De hecho, el único trabajo que encuentra es como operadora telefónica y no
tardará en tener problemas a los que solo sabrá responder a través de la
violencia, de la agresividad; en parte, como vía de manifestación de los
sentimientos negativos que le ha deparado la violencia sufrida a manos de su ex;
en parte, porque en el mundo de relaciones primitivas en que transcurre su
vida, la agresividad sustituye a la palabra y al razonamiento.
La película,
con todo, es una película intimista que nos muestra el modo como le cambia la
vida a una joven desfigurada por el ácido, como las muchas jóvenes que en los países
islámicos son atacadas así por sus parejas despechadas, celosas o simplemente
dominantes, tal y como nos mostró una de las exposiciones fotográficas más duras
que haya visto jamás. Las quemaduras funcionan, en realidad, como una metáfora
de la «otredad», del diferente, del extraño, con quien se establece una relación
de escarnio como reacción defensiva frente a lo que se teme, sin saber siquiera
por qué. Sentirse «un bicho raro», a pesar de la hermosa risa que aparece
alguna vez en la boca de la protagonista, lleva a esta a querer «protegerse» del
medio hostil en que ha de moverse, lo que la lleva, en una divertida escena, a
pesar de los pesares, a vestirse con un remedo de burka, de modo que pase
desapercibida su desgracia. El susto que se lleva la madre al verla así al
entrar en casa corona el gag.
La
protagonista, Vicky Knight, sufrió quemaduras en el 33% de su cuerpo a causa de
un incendio intencionado en su vivienda, a consecuencia del cual murieron tres
personas. Ello significa que las quemaduras del cuerpo no son producto del
maquillaje, sino quemaduras reales. A pesar de la vergüenza que confesó haber
sentido al verse filmada, fue tal el impacto visual que le produjo el lirismo
con que están filmadas las mismas, que confiesa que acabó sintiéndose orgullosa
de ellas. Las del rostro sí que son una verdadera joya de las técnicas de
maquillaje.
La desesperación
de la joven la lleva a forjar la idea de que ha de encontrar el cirujano que
sea capaz de revertir esas cicatrices y devolverle el esplendor de la belleza
que una vez tuvo. Deviene una obsesión y, al final, acaba contactando con una
clínica en Marruecos donde, supuestamente, le garantizan el éxito de dicha
operación. Tras robarle el dinero a su madre, ¡todo su dinero!, decide
emprender un viaje a Marruecos en compañía de su mejor amiga y el novio de
este, pero hasta ahí puedo y debo llegar.
La directora, a
la que podríamos encuadrar en ese cine heredero del realismo social(ista) de
Ken Loach, no pretende, sin embargo, poner el acento en la circunstancia social
de su personaje, sino en la durísima vivencia psicológica que supone haber de
vivir con esa desfiguración, con la inmensa rabia de haber sido atacada y
destrozada por la persona con quien tuvo un hijo, y estar dispuesta a «soportar»
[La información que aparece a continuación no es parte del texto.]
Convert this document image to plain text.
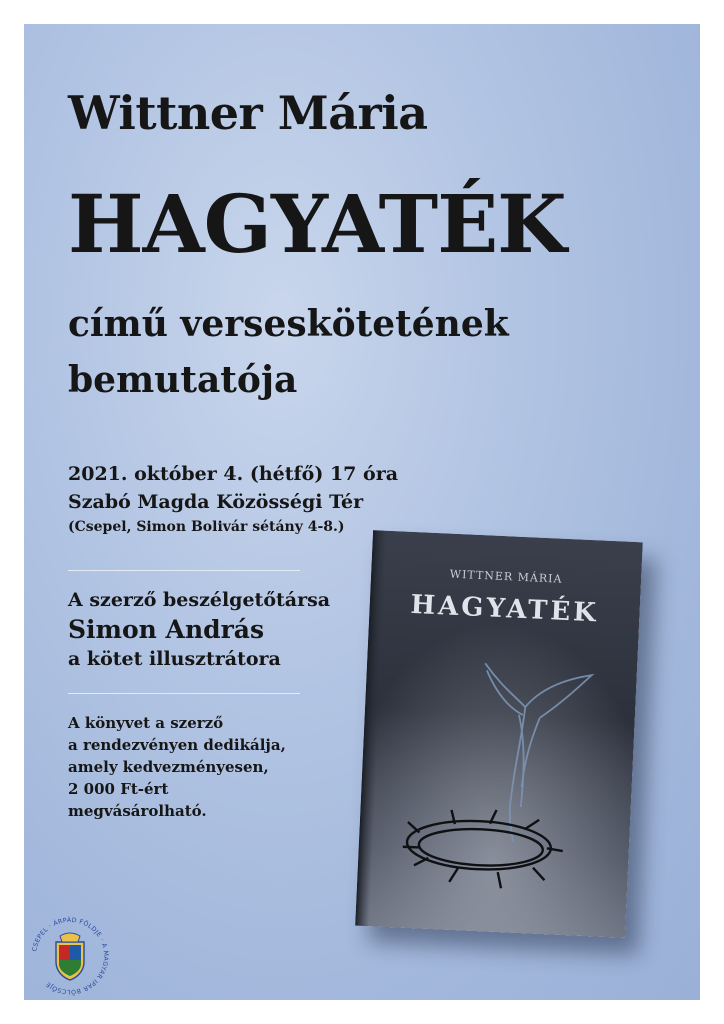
Wittner Mária
HAGYATÉK
című verseskötetének
bemutatója
2021. október 4. (hétfő) 17 óra
Szabó Magda Közösségi Tér
(Csepel, Simon Bolivár sétány 4-8.)
A szerző beszélgetőtársa
Simon András
a kötet illusztrátora
A könyvet a szerző
a rendezvényen dedikálja,
amely kedvezményesen,
2 000 Ft-ért
megvásárolható.
WITTNER MÁRIA
HAGYATÉK
CSEPEL · ÁRPÁD FÖLDJE · A MAGYAR IPAR BÖLCSŐJE
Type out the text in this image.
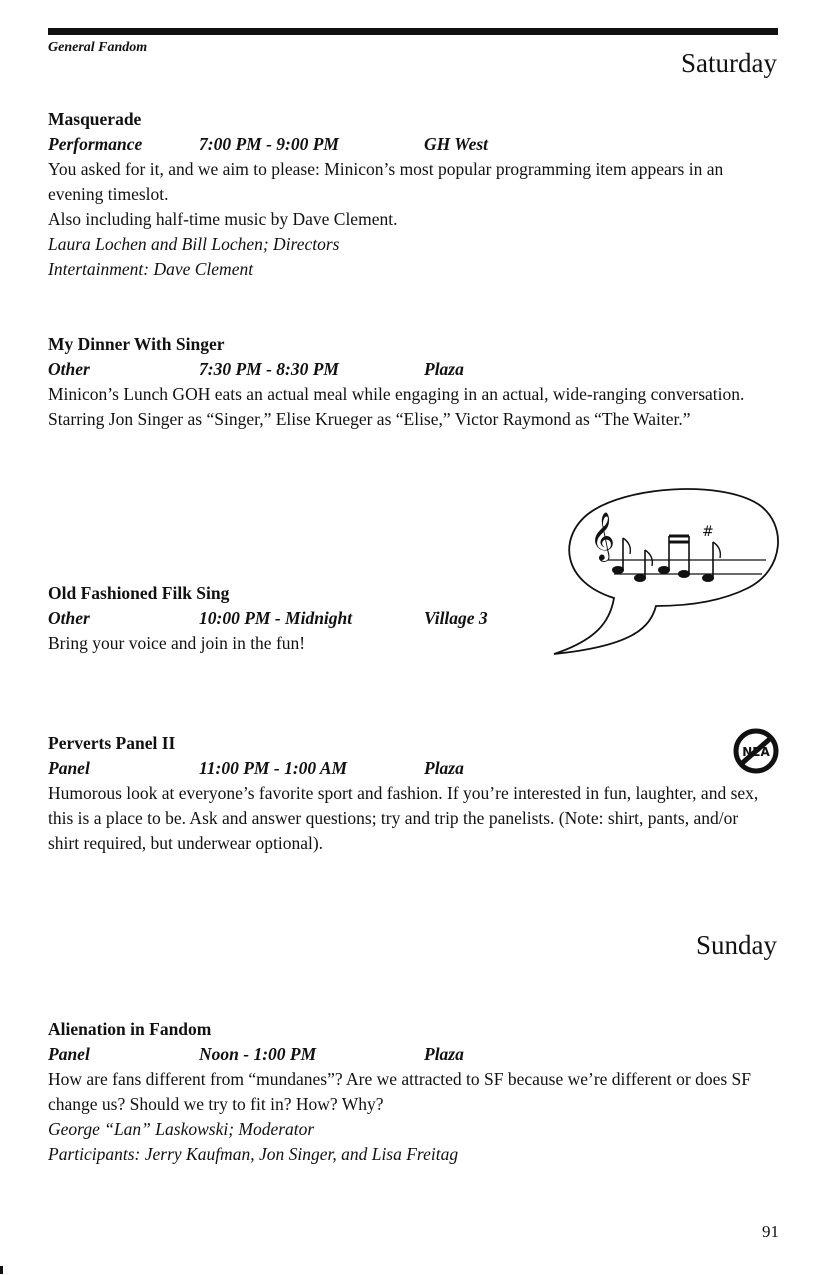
General Fandom
Saturday
Masquerade
Performance	7:00 PM - 9:00 PM	GH West
You asked for it, and we aim to please: Minicon’s most popular programming item appears in an evening timeslot.
Also including half-time music by Dave Clement.
Laura Lochen and Bill Lochen; Directors
Intertainment: Dave Clement
My Dinner With Singer
Other	7:30 PM - 8:30 PM	Plaza
Minicon’s Lunch GOH eats an actual meal while engaging in an actual, wide-ranging conversation. Starring Jon Singer as “Singer,” Elise Krueger as “Elise,” Victor Raymond as “The Waiter.”
Old Fashioned Filk Sing
Other	10:00 PM - Midnight	Village 3
Bring your voice and join in the fun!
𝄞	#
Perverts Panel II
Panel	11:00 PM - 1:00 AM	Plaza
Humorous look at everyone’s favorite sport and fashion. If you’re interested in fun, laughter, and sex, this is a place to be. Ask and answer questions; try and trip the panelists. (Note: shirt, pants, and/or shirt required, but underwear optional).
NEA
Sunday
Alienation in Fandom
Panel	Noon - 1:00 PM	Plaza
How are fans different from “mundanes”? Are we attracted to SF because we’re different or does SF change us? Should we try to fit in? How? Why?
George “Lan” Laskowski; Moderator
Participants: Jerry Kaufman, Jon Singer, and Lisa Freitag
91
la marginación, cuando no el insulto o, en el mejor de los casos, la
indiferencia, como ocurre con el galán al que invitan para salir con su amiga y
su pareja. Una escena, con la despedida de él en el metro, sin siquiera
volverse para mirarla, que nos llena de congoja y nos permite comprender el
trauma descomunal que está viviendo la joven.
Como
espectadores de tan dura realidad, está claro que lo que, al menos a mí, más me
ha hecho sufrir más es la contemplación de las limitaciones intelectuales de la
joven, su incapacidad para buscar otras vías de salida que no sean repetir la
misma vida que llevaba antes y en la que le cuesta horrores encontrar su propio
sitio. El conato de acercamiento afectivo y sexual con el novio de su mejor
amiga es uno de esos momentos culminantes de la película, rodado, además, con
una exquisitez brillante. ¡Cómo vamos a extrañarnos de que a la propia actriz
le haya parecido incluso bellas sus cicatrices! Porque eso sí que lo tiene la
película: la contemplación asidua durante todo el metraje de las cicatrices de
la actriz nos acaban «familiarizando» con ellas y nos parece que, en efecto, la
operación salió bien y está en condiciones de empezar una nueva vida, porque
siempre habrá alguien cuya caricia las recorra no con la compasión, sino con el
deseo.
Dura, muy dura,
la película; pero valiente y hermosa.